À eux quatre, ils témoignent d’une connaissance large et pointue de la filière pêche et du port de Keroman. Eux ? Ce sont trois professionnels retraités : Maurice Benoish (ancien président du port de pêche de Lorient et ancien patron-pêcheur), Dominique Dischamps (Maryvex, import-export de poisson à Keroman), Patrick Cousin (ancien directeur de la coopérative maritime et technologiste des pêches). Et un actif : Mustapha El Kettab, directeur-adjoint du centre européen de formation maritime (le centre Toullec).
Savoir-faire, faire savoir
Empilés, leurs carnets d’adresses en font un bottin de premier choix. Dont les quatre personnalités entendent bien faire profiter leur port chéri. « Keroman est un écosystème maritime exceptionnel. Il possède tous les savoir-faire de la filière, de A à Z, du bateau aux scientifiques », explique Maurice Benoish.

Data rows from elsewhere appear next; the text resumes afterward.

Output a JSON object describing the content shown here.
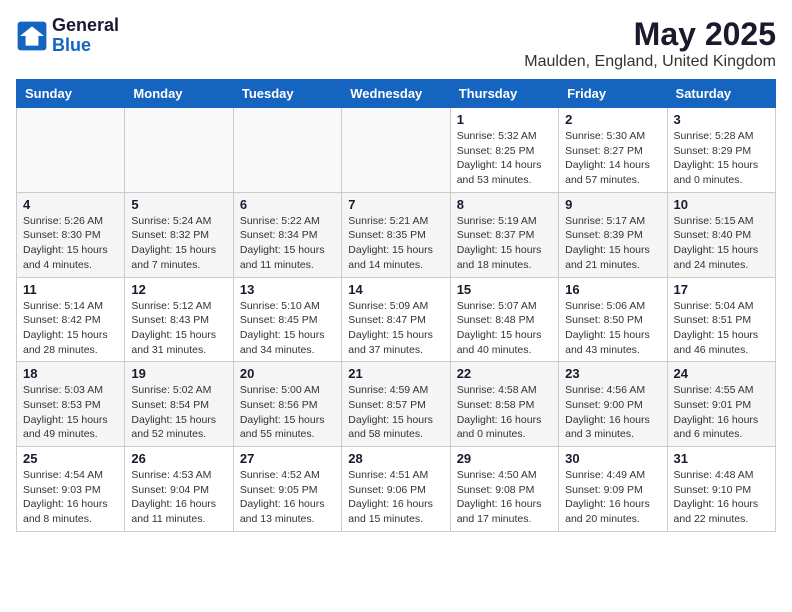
{
  "logo": {
    "general": "General",
    "blue": "Blue"
  },
  "title": "May 2025",
  "location": "Maulden, England, United Kingdom",
  "headers": [
    "Sunday",
    "Monday",
    "Tuesday",
    "Wednesday",
    "Thursday",
    "Friday",
    "Saturday"
  ],
  "weeks": [
    [
      {
        "day": "",
        "info": ""
      },
      {
        "day": "",
        "info": ""
      },
      {
        "day": "",
        "info": ""
      },
      {
        "day": "",
        "info": ""
      },
      {
        "day": "1",
        "info": "Sunrise: 5:32 AM\nSunset: 8:25 PM\nDaylight: 14 hours\nand 53 minutes."
      },
      {
        "day": "2",
        "info": "Sunrise: 5:30 AM\nSunset: 8:27 PM\nDaylight: 14 hours\nand 57 minutes."
      },
      {
        "day": "3",
        "info": "Sunrise: 5:28 AM\nSunset: 8:29 PM\nDaylight: 15 hours\nand 0 minutes."
      }
    ],
    [
      {
        "day": "4",
        "info": "Sunrise: 5:26 AM\nSunset: 8:30 PM\nDaylight: 15 hours\nand 4 minutes."
      },
      {
        "day": "5",
        "info": "Sunrise: 5:24 AM\nSunset: 8:32 PM\nDaylight: 15 hours\nand 7 minutes."
      },
      {
        "day": "6",
        "info": "Sunrise: 5:22 AM\nSunset: 8:34 PM\nDaylight: 15 hours\nand 11 minutes."
      },
      {
        "day": "7",
        "info": "Sunrise: 5:21 AM\nSunset: 8:35 PM\nDaylight: 15 hours\nand 14 minutes."
      },
      {
        "day": "8",
        "info": "Sunrise: 5:19 AM\nSunset: 8:37 PM\nDaylight: 15 hours\nand 18 minutes."
      },
      {
        "day": "9",
        "info": "Sunrise: 5:17 AM\nSunset: 8:39 PM\nDaylight: 15 hours\nand 21 minutes."
      },
      {
        "day": "10",
        "info": "Sunrise: 5:15 AM\nSunset: 8:40 PM\nDaylight: 15 hours\nand 24 minutes."
      }
    ],
    [
      {
        "day": "11",
        "info": "Sunrise: 5:14 AM\nSunset: 8:42 PM\nDaylight: 15 hours\nand 28 minutes."
      },
      {
        "day": "12",
        "info": "Sunrise: 5:12 AM\nSunset: 8:43 PM\nDaylight: 15 hours\nand 31 minutes."
      },
      {
        "day": "13",
        "info": "Sunrise: 5:10 AM\nSunset: 8:45 PM\nDaylight: 15 hours\nand 34 minutes."
      },
      {
        "day": "14",
        "info": "Sunrise: 5:09 AM\nSunset: 8:47 PM\nDaylight: 15 hours\nand 37 minutes."
      },
      {
        "day": "15",
        "info": "Sunrise: 5:07 AM\nSunset: 8:48 PM\nDaylight: 15 hours\nand 40 minutes."
      },
      {
        "day": "16",
        "info": "Sunrise: 5:06 AM\nSunset: 8:50 PM\nDaylight: 15 hours\nand 43 minutes."
      },
      {
        "day": "17",
        "info": "Sunrise: 5:04 AM\nSunset: 8:51 PM\nDaylight: 15 hours\nand 46 minutes."
      }
    ],
    [
      {
        "day": "18",
        "info": "Sunrise: 5:03 AM\nSunset: 8:53 PM\nDaylight: 15 hours\nand 49 minutes."
      },
      {
        "day": "19",
        "info": "Sunrise: 5:02 AM\nSunset: 8:54 PM\nDaylight: 15 hours\nand 52 minutes."
      },
      {
        "day": "20",
        "info": "Sunrise: 5:00 AM\nSunset: 8:56 PM\nDaylight: 15 hours\nand 55 minutes."
      },
      {
        "day": "21",
        "info": "Sunrise: 4:59 AM\nSunset: 8:57 PM\nDaylight: 15 hours\nand 58 minutes."
      },
      {
        "day": "22",
        "info": "Sunrise: 4:58 AM\nSunset: 8:58 PM\nDaylight: 16 hours\nand 0 minutes."
      },
      {
        "day": "23",
        "info": "Sunrise: 4:56 AM\nSunset: 9:00 PM\nDaylight: 16 hours\nand 3 minutes."
      },
      {
        "day": "24",
        "info": "Sunrise: 4:55 AM\nSunset: 9:01 PM\nDaylight: 16 hours\nand 6 minutes."
      }
    ],
    [
      {
        "day": "25",
        "info": "Sunrise: 4:54 AM\nSunset: 9:03 PM\nDaylight: 16 hours\nand 8 minutes."
      },
      {
        "day": "26",
        "info": "Sunrise: 4:53 AM\nSunset: 9:04 PM\nDaylight: 16 hours\nand 11 minutes."
      },
      {
        "day": "27",
        "info": "Sunrise: 4:52 AM\nSunset: 9:05 PM\nDaylight: 16 hours\nand 13 minutes."
      },
      {
        "day": "28",
        "info": "Sunrise: 4:51 AM\nSunset: 9:06 PM\nDaylight: 16 hours\nand 15 minutes."
      },
      {
        "day": "29",
        "info": "Sunrise: 4:50 AM\nSunset: 9:08 PM\nDaylight: 16 hours\nand 17 minutes."
      },
      {
        "day": "30",
        "info": "Sunrise: 4:49 AM\nSunset: 9:09 PM\nDaylight: 16 hours\nand 20 minutes."
      },
      {
        "day": "31",
        "info": "Sunrise: 4:48 AM\nSunset: 9:10 PM\nDaylight: 16 hours\nand 22 minutes."
      }
    ]
  ]
}
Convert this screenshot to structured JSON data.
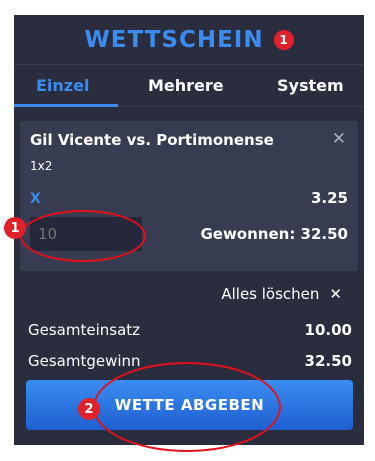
{
  "header": {
    "title": "WETTSCHEIN",
    "badge": "1"
  },
  "tabs": [
    {
      "label": "Einzel",
      "active": true
    },
    {
      "label": "Mehrere",
      "active": false
    },
    {
      "label": "System",
      "active": false
    }
  ],
  "bet": {
    "match": "Gil Vicente vs. Portimonense",
    "market": "1x2",
    "selection": "X",
    "odds": "3.25",
    "stake_placeholder": "10",
    "winnings": "Gewonnen: 32.50"
  },
  "clear_all": "Alles löschen",
  "summary": {
    "total_stake_label": "Gesamteinsatz",
    "total_stake_value": "10.00",
    "total_win_label": "Gesamtgewinn",
    "total_win_value": "32.50"
  },
  "submit_label": "WETTE ABGEBEN",
  "annotations": {
    "one": "1",
    "two": "2"
  },
  "colors": {
    "accent": "#3b8cf0",
    "panel": "#2a2d3e",
    "card": "#383c50",
    "annotation": "#e3111b"
  }
}
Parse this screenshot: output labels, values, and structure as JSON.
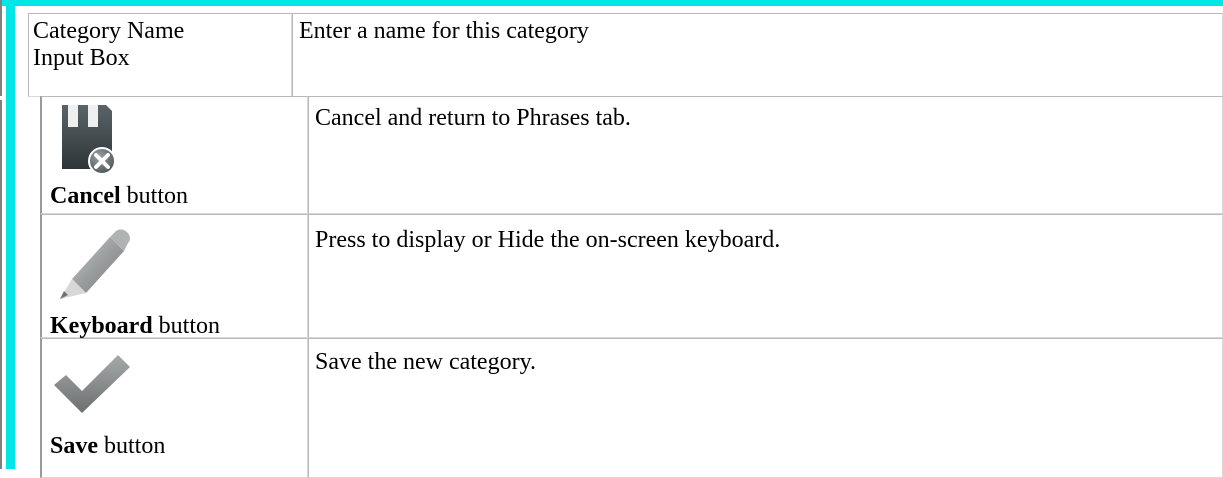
{
  "colors": {
    "accent": "#00e5e5",
    "border": "#b8b8b8"
  },
  "rows": [
    {
      "label_line1": "Category Name",
      "label_line2": "Input Box",
      "description": "Enter a name for this category"
    },
    {
      "icon": "save-cancel-icon",
      "label_bold": "Cancel",
      "label_rest": " button",
      "description": "Cancel and return to Phrases tab."
    },
    {
      "icon": "pencil-icon",
      "label_bold": "Keyboard",
      "label_rest": " button",
      "description": "Press to display or Hide the on-screen keyboard."
    },
    {
      "icon": "checkmark-icon",
      "label_bold": "Save",
      "label_rest": " button",
      "description": "Save the new category."
    }
  ]
}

L’idée ? Le faire savoir à l’extérieur des frontières locales et nouer des partenariats avec des pays qui veulent développer leur propre filière. Les quatre amis ont ainsi créé Lorient’Hal (comme halieutique). « C’est une association à but non lucratif, nous ne sommes pas rémunérés. »
Des liens existent déjà avec le Maroc pour la formation, les engins de pêche sélectifs, la traçabilité des produits de la mer, etc.La criée de Keroman, le port de pêche de Lorient, l’un des premiers ports de pêche de France avec Boulogne et Guilvinec. | ARCHIVES THIERRY CREUX
Des contacts avec le sultanat d’Oman
Des contacts, bien avancés, ont été noués avec le sultanat d’Oman. « Le sultanat veut carrément créer un port de pêche ex nihilo. Lorient a une carte à jouer pour accompagner les projets », milite Maurice Benoish. Oman sera d’ailleurs le pays invité d’honneur du salon Itechmer, du 16 au 18 octobre au parc des expositions de Lorient-Lanester.
Les partenariats ne sont pas à sens unique. À l’heure où la course à la matière première n’a jamais été aussi exacerbée, les pays pourraient aussi être exportateurs de poisson vers les ateliers de marée de Lorient. Au Maroc, on pêche aussi de la sole, de la lotte, du rouget, du saint-pierre…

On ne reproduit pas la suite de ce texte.